Last week I was facilitating a discussion based on how to build ‘consumer grade’ IT. One of the participants said that it was too expensive to even contemplate building analytics into the day to day operation of their organisation. Well, I challenged, how do all these start up internet organisations build their businesses on real-time analytical processing, no one has ever accused a start up of having deep pockets?
For the past 30+ years the realm of data management and data processing has been cantered on relational databases. The organisation once named ‘Relational Software, Inc.’ reigned supreme as the enterprise database as it perfected the architecture to allow a ‘single streamed’ approach to managing data.

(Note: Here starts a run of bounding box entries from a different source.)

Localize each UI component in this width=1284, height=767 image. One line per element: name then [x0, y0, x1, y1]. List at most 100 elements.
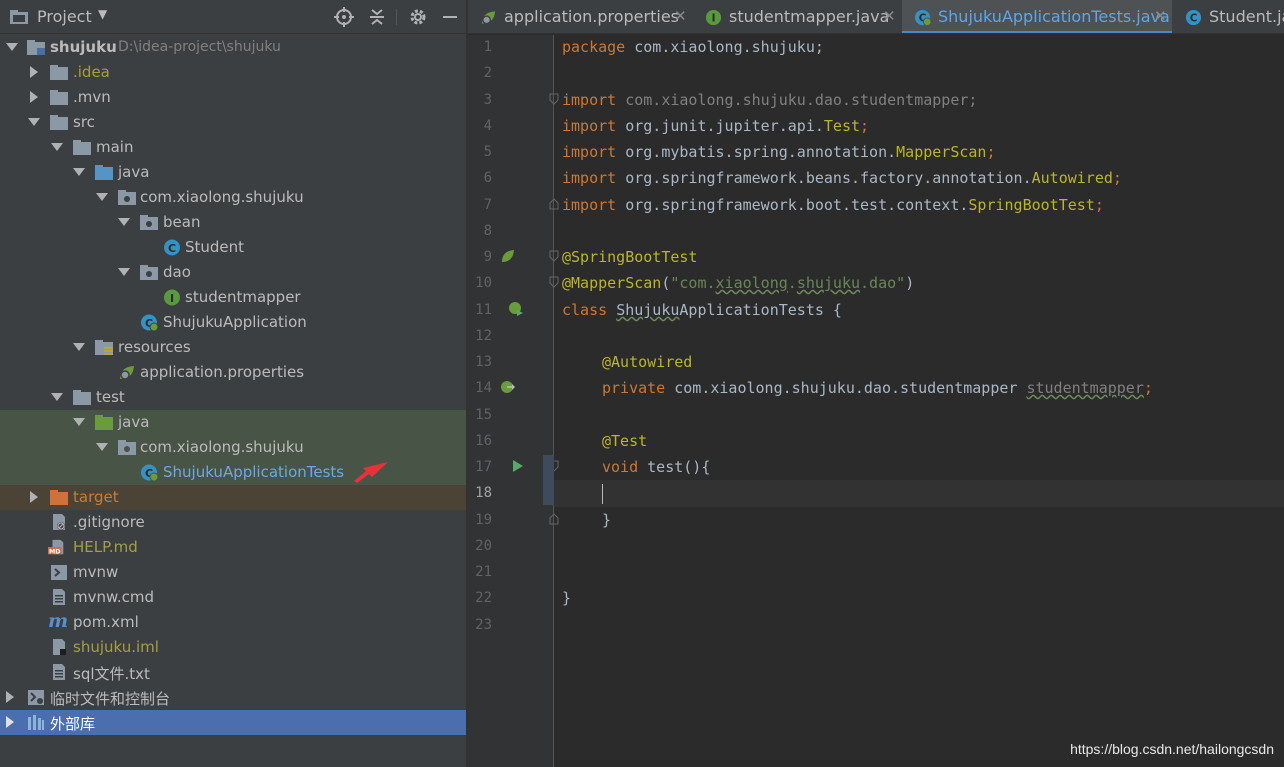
line-number: 15: [475, 407, 492, 423]
expand-arrow-icon[interactable]: [118, 215, 130, 229]
line-number: 14: [475, 380, 492, 396]
expand-arrow-icon[interactable]: [73, 165, 85, 179]
svg-text:C: C: [1190, 13, 1198, 25]
iml-file-icon: [53, 639, 66, 655]
excluded-folder-icon: [50, 490, 68, 505]
tab-student[interactable]: C Student.ja: [1173, 0, 1284, 33]
tree-item-student[interactable]: C Student: [0, 235, 466, 260]
tree-item-shujuku-application-tests[interactable]: C ShujukuApplicationTests: [0, 460, 466, 485]
tab-studentmapper[interactable]: I studentmapper.java ✕: [693, 0, 901, 33]
line-number: 12: [475, 328, 492, 344]
collapsed-arrow-icon[interactable]: [28, 490, 40, 504]
tree-item-help-md[interactable]: MD HELP.md: [0, 535, 466, 560]
tab-label: Student.ja: [1209, 7, 1284, 26]
tree-item-mvnw[interactable]: mvnw: [0, 560, 466, 585]
collapsed-arrow-icon[interactable]: [4, 690, 16, 704]
class-icon: C: [164, 239, 180, 256]
expand-arrow-icon[interactable]: [51, 140, 63, 154]
collapsed-arrow-icon[interactable]: [4, 715, 16, 729]
tree-item-idea[interactable]: .idea: [0, 60, 466, 85]
tree-item-bean[interactable]: bean: [0, 210, 466, 235]
tree-item-mvn[interactable]: .mvn: [0, 85, 466, 110]
collapsed-arrow-icon[interactable]: [28, 65, 40, 79]
tree-item-shujuku[interactable]: shujuku D:\idea-project\shujuku: [0, 35, 466, 60]
spring-properties-icon: [120, 366, 134, 380]
tree-item-test-java[interactable]: java: [0, 410, 466, 435]
fold-marker-icon[interactable]: [549, 93, 559, 105]
tree-item-application-properties[interactable]: application.properties: [0, 360, 466, 385]
view-dropdown-icon[interactable]: ▼: [98, 7, 107, 21]
spring-boot-class-icon: C: [914, 9, 931, 26]
collapsed-arrow-icon[interactable]: [28, 90, 40, 104]
code-line-9: @SpringBootTest: [562, 248, 698, 266]
spring-bean-icon[interactable]: [500, 248, 516, 264]
project-panel-title[interactable]: Project: [37, 7, 92, 26]
tree-item-package[interactable]: com.xiaolong.shujuku: [0, 185, 466, 210]
tree-item-resources[interactable]: resources: [0, 335, 466, 360]
tree-item-main-java[interactable]: java: [0, 160, 466, 185]
close-tab-icon[interactable]: ✕: [1154, 7, 1167, 25]
tree-item-src[interactable]: src: [0, 110, 466, 135]
hide-panel-icon[interactable]: [440, 7, 460, 27]
scratches-icon: [28, 690, 44, 705]
tree-item-dao[interactable]: dao: [0, 260, 466, 285]
tree-item-studentmapper[interactable]: I studentmapper: [0, 285, 466, 310]
fold-marker-icon[interactable]: [549, 198, 559, 210]
tree-item-label: mvnw: [73, 563, 119, 581]
spring-properties-icon: [481, 11, 496, 25]
editor-gutter[interactable]: 1 2 3 4 5 6 7 8 9 10 11 12 13 14 15 16 1…: [468, 35, 559, 767]
tab-application-properties[interactable]: application.properties ✕: [468, 0, 692, 33]
line-number: 11: [475, 302, 492, 318]
tree-item-mvnw-cmd[interactable]: mvnw.cmd: [0, 585, 466, 610]
tree-item-pom-xml[interactable]: m pom.xml: [0, 610, 466, 635]
tree-item-shujuku-application[interactable]: C ShujukuApplication: [0, 310, 466, 335]
change-marker: [543, 455, 554, 505]
locate-file-icon[interactable]: [334, 7, 354, 27]
expand-arrow-icon[interactable]: [28, 115, 40, 129]
gear-icon[interactable]: [408, 7, 428, 27]
tree-item-sql-txt[interactable]: sql文件.txt: [0, 660, 466, 685]
package-icon: [140, 265, 158, 280]
shell-script-icon: [51, 565, 67, 580]
tree-item-target[interactable]: target: [0, 485, 466, 510]
tree-item-label: pom.xml: [73, 613, 139, 631]
expand-arrow-icon[interactable]: [96, 190, 108, 204]
fold-marker-icon[interactable]: [549, 513, 559, 525]
code-line-1: package com.xiaolong.shujuku;: [562, 38, 824, 56]
autowired-navigation-icon[interactable]: [500, 379, 516, 395]
tree-item-label: com.xiaolong.shujuku: [140, 188, 304, 206]
tree-item-test[interactable]: test: [0, 385, 466, 410]
editor-tab-bar: application.properties ✕ I studentmapper…: [468, 0, 1284, 34]
expand-arrow-icon[interactable]: [73, 415, 85, 429]
expand-arrow-icon[interactable]: [96, 440, 108, 454]
tree-item-gitignore[interactable]: .gitignore: [0, 510, 466, 535]
code-editor[interactable]: 1 2 3 4 5 6 7 8 9 10 11 12 13 14 15 16 1…: [468, 35, 1284, 767]
expand-arrow-icon[interactable]: [51, 390, 63, 404]
expand-arrow-icon[interactable]: [118, 265, 130, 279]
fold-marker-icon[interactable]: [549, 276, 559, 288]
tree-item-shujuku-iml[interactable]: shujuku.iml: [0, 635, 466, 660]
close-tab-icon[interactable]: ✕: [674, 7, 687, 25]
tree-item-external-libraries[interactable]: 外部库: [0, 710, 466, 735]
spring-run-icon[interactable]: [508, 301, 524, 317]
collapse-all-icon[interactable]: [367, 7, 387, 27]
line-number: 20: [475, 538, 492, 554]
tree-item-test-package[interactable]: com.xiaolong.shujuku: [0, 435, 466, 460]
tree-item-label: shujuku.iml: [73, 638, 159, 656]
close-tab-icon[interactable]: ✕: [883, 7, 896, 25]
maven-icon: m: [48, 610, 69, 632]
fold-marker-icon[interactable]: [549, 250, 559, 262]
tree-item-label: studentmapper: [185, 288, 301, 306]
svg-text:I: I: [170, 292, 174, 305]
run-test-icon[interactable]: [512, 459, 524, 473]
expand-arrow-icon[interactable]: [73, 340, 85, 354]
line-number: 22: [475, 590, 492, 606]
tab-shujuku-application-tests[interactable]: C ShujukuApplicationTests.java ✕: [902, 0, 1172, 33]
tree-item-scratches[interactable]: 临时文件和控制台: [0, 685, 466, 710]
tree-item-label: Student: [185, 238, 245, 256]
tree-item-main[interactable]: main: [0, 135, 466, 160]
tree-item-label: .idea: [73, 63, 110, 81]
expand-arrow-icon[interactable]: [6, 40, 18, 54]
test-folder-icon: [95, 415, 113, 430]
svg-text:I: I: [712, 13, 716, 25]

Don’t shout, by single streamed I mean to convey the idea of data which is guaranteed consistent, at all points in time. This is a mandatory requirement when dealing with the traditional structured data of business applications like accounts. The stereotypical bank account… where there must be no possibility of timing or sequence delays which would result in ‘incorrect’ balances.
Now why is this approach limiting the applicability of this technology to the ‘big data’ world? Well firstly the architecture does not scale, both size and performance due to the tight-locking architecture. Hence my pun, attempting to use this model for very large, and non structured datasets is going to rein in your results.
So what’s the alternative? Well it’s the idea of multi-threaded where jobs are split up and executed at the same time, and to make it scalable a concept of loose-locking is used. Here at any single point in time you can’t guarantee consistency, however over time you can. That is a hard concept to get your head around at first. Think about 100 people in a room and you tell one person some news, and ask them to pass it on to other people and ask those to people to pass it on as well. Shortly after you start this process there are a lot of people who haven’t heard the news, but then a little while later everyone has. Same thing here!
So this is one area that Big Data technologies dramatically differ to ‘traditional’. Remember no judgement here it’s a matter of horses for courses! But in Big Data you have to release the reins completely!